Approaching home plate, our team was suffering a four game losing streak. Time for the pregame rule discussion with the other coach. Fine, he does not like loose balls scattered around the pitching rubber. I agreed to stuff the extra baseballs into my cargo shorts, while pitching. Thus the Baseball Butterfly Effect begins.
[Nugget of background… if a batted ball hits the pitching machine, it is declared a “dead ball” and runners advance one base. If it hits the coach operating the pitching machine, it is a redo and the pitch takes place again. Stupid rule difference? Yes. Was it in the rule book? Yes. Okay, settled.]

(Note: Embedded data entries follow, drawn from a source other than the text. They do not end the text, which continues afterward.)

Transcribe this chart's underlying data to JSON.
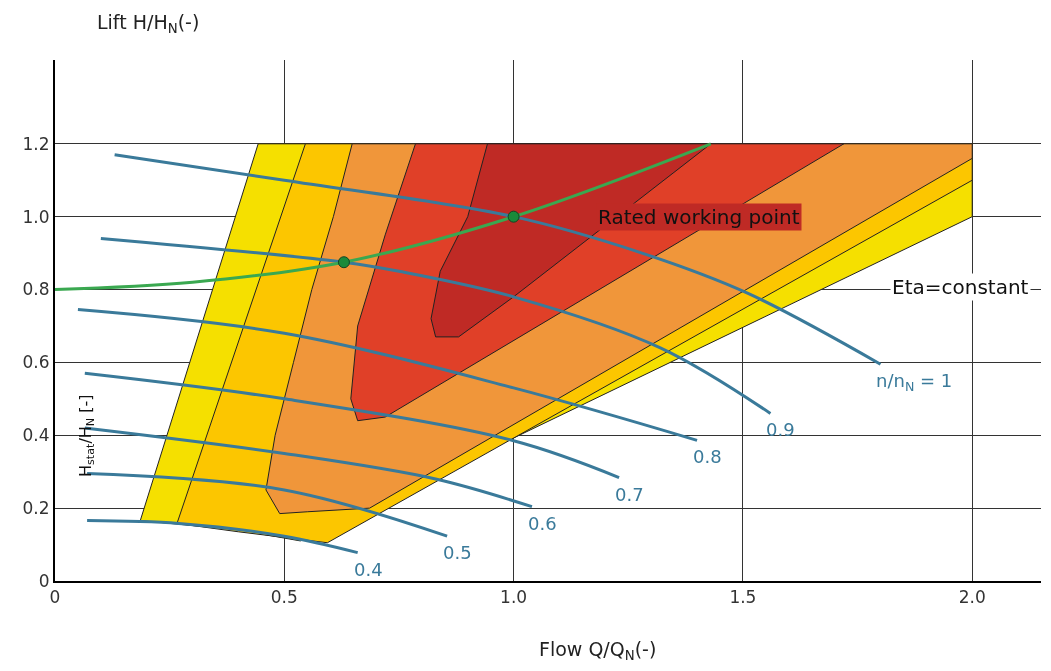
{
  "chart_data": {
    "type": "line",
    "xlabel": "Flow Q/Q$_{N}$(-)",
    "ylabel": "Lift H/H$_{N}$(-)",
    "xlim": [
      0,
      2.15
    ],
    "ylim": [
      0,
      1.43
    ],
    "xticks": [
      0,
      0.5,
      {
        "value": 1.0,
        "label": "1.0"
      },
      1.5,
      {
        "value": 2.0,
        "label": "2.0"
      }
    ],
    "yticks": [
      0,
      0.2,
      0.4,
      0.6,
      0.8,
      {
        "value": 1.0,
        "label": "1.0"
      },
      1.2
    ],
    "grid": true,
    "line_style": "solid",
    "series": [
      {
        "type": "area",
        "color": "#f5e000",
        "x": [
          0.443,
          2.0,
          2.0,
          0.535,
          0.4,
          0.186
        ],
        "values": [
          1.2,
          1.2,
          1.0,
          0.11,
          0.14,
          0.166
        ]
      },
      {
        "type": "area",
        "color": "#fcc600",
        "x": [
          0.546,
          2.0,
          2.0,
          0.594,
          0.4,
          0.266
        ],
        "values": [
          1.2,
          1.2,
          1.1,
          0.105,
          0.135,
          0.158
        ]
      },
      {
        "type": "area",
        "color": "#f0963a",
        "x": [
          0.648,
          2.0,
          2.0,
          0.686,
          0.55,
          0.49,
          0.46,
          0.48,
          0.52,
          0.56,
          0.607
        ],
        "values": [
          1.2,
          1.2,
          1.16,
          0.2,
          0.19,
          0.185,
          0.25,
          0.4,
          0.6,
          0.8,
          1.0
        ]
      },
      {
        "type": "area",
        "color": "#e04028",
        "x": [
          0.786,
          1.72,
          0.72,
          0.66,
          0.645,
          0.66,
          0.72
        ],
        "values": [
          1.2,
          1.2,
          0.45,
          0.44,
          0.5,
          0.7,
          0.95
        ]
      },
      {
        "type": "area",
        "color": "#bf2a25",
        "x": [
          0.943,
          1.43,
          1.0,
          0.88,
          0.83,
          0.82,
          0.84,
          0.9
        ],
        "values": [
          1.2,
          1.2,
          0.78,
          0.67,
          0.67,
          0.72,
          0.85,
          1.0
        ]
      },
      {
        "name": "n/n$_{N}$ = 1",
        "color": "#3a7a9a",
        "x": [
          0.13,
          0.5,
          1.0,
          1.28,
          1.51,
          1.8
        ],
        "values": [
          1.17,
          1.1,
          1.0,
          0.9,
          0.79,
          0.595
        ]
      },
      {
        "name": "0.9",
        "color": "#3a7a9a",
        "x": [
          0.1,
          0.63,
          0.75,
          1.0,
          1.32,
          1.56
        ],
        "values": [
          0.94,
          0.875,
          0.85,
          0.78,
          0.64,
          0.46
        ]
      },
      {
        "name": "0.8",
        "color": "#3a7a9a",
        "x": [
          0.05,
          0.5,
          1.0,
          1.4
        ],
        "values": [
          0.745,
          0.68,
          0.53,
          0.386
        ]
      },
      {
        "name": "0.7",
        "color": "#3a7a9a",
        "x": [
          0.065,
          0.5,
          1.0,
          1.23
        ],
        "values": [
          0.57,
          0.5,
          0.385,
          0.284
        ]
      },
      {
        "name": "0.6",
        "color": "#3a7a9a",
        "x": [
          0.065,
          0.5,
          0.83,
          1.04
        ],
        "values": [
          0.42,
          0.35,
          0.28,
          0.204
        ]
      },
      {
        "name": "0.5",
        "color": "#3a7a9a",
        "x": [
          0.07,
          0.5,
          0.855
        ],
        "values": [
          0.295,
          0.25,
          0.123
        ]
      },
      {
        "name": "0.4",
        "color": "#3a7a9a",
        "x": [
          0.07,
          0.27,
          0.5,
          0.66
        ],
        "values": [
          0.166,
          0.158,
          0.123,
          0.078
        ]
      },
      {
        "color": "#3aa850",
        "x": [
          0,
          0.3,
          0.63,
          1.0,
          1.43
        ],
        "values": [
          0.8,
          0.82,
          0.875,
          1.0,
          1.2
        ]
      },
      {
        "type": "scatter",
        "marker": "circle",
        "color": "#1a8a3a",
        "x": [
          0.63,
          1.0
        ],
        "values": [
          0.875,
          1.0
        ]
      }
    ],
    "annotations": [
      "Rated working point",
      "Eta=constant",
      "H$_{stat}$/H$_{N}$ [-]"
    ]
  }
}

Flash forward to the bottom of the sixth, the final inning. Our team is down by five runs. Bases are loaded. Two outs. Tying run is on deck. Two strikes. I pull back the arm of the pitching machine. The batter hits it swiftly up the middle. It looks like it will score a few runs. I pivot my hips. [The Baseball Butterfly Effect arrives…] The ball strikes my bulging front pocket that contains the many baseballs that the other coach requested that I stuff into my pants. The play is dead. The pitch would be played over again.
I sighed. The other coach yells from the sidelines, “Nice job, coach.” Gosh, thank you for rubbing it in. I pull the lever again. The batter swings and misses. Strike three. Game over. Defeat number five in a row. Ugh. [The Baseball Butterfly Effect laughs in my face…]
Getting into the car, I drive directly to Dairy Queen, because nothing erases the bad taste of defeat like ice cream. Licking our Blizzards, as my children and I return to the car, I glance back at the restaurant. In the two minutes between us arriving and receiving our order, the line had grown from two people to about forty. Our timing had been perfect.
Baseball game tonight, defeat. Timing at the ice cream stand, victory. Overall, I’ll call the night a win.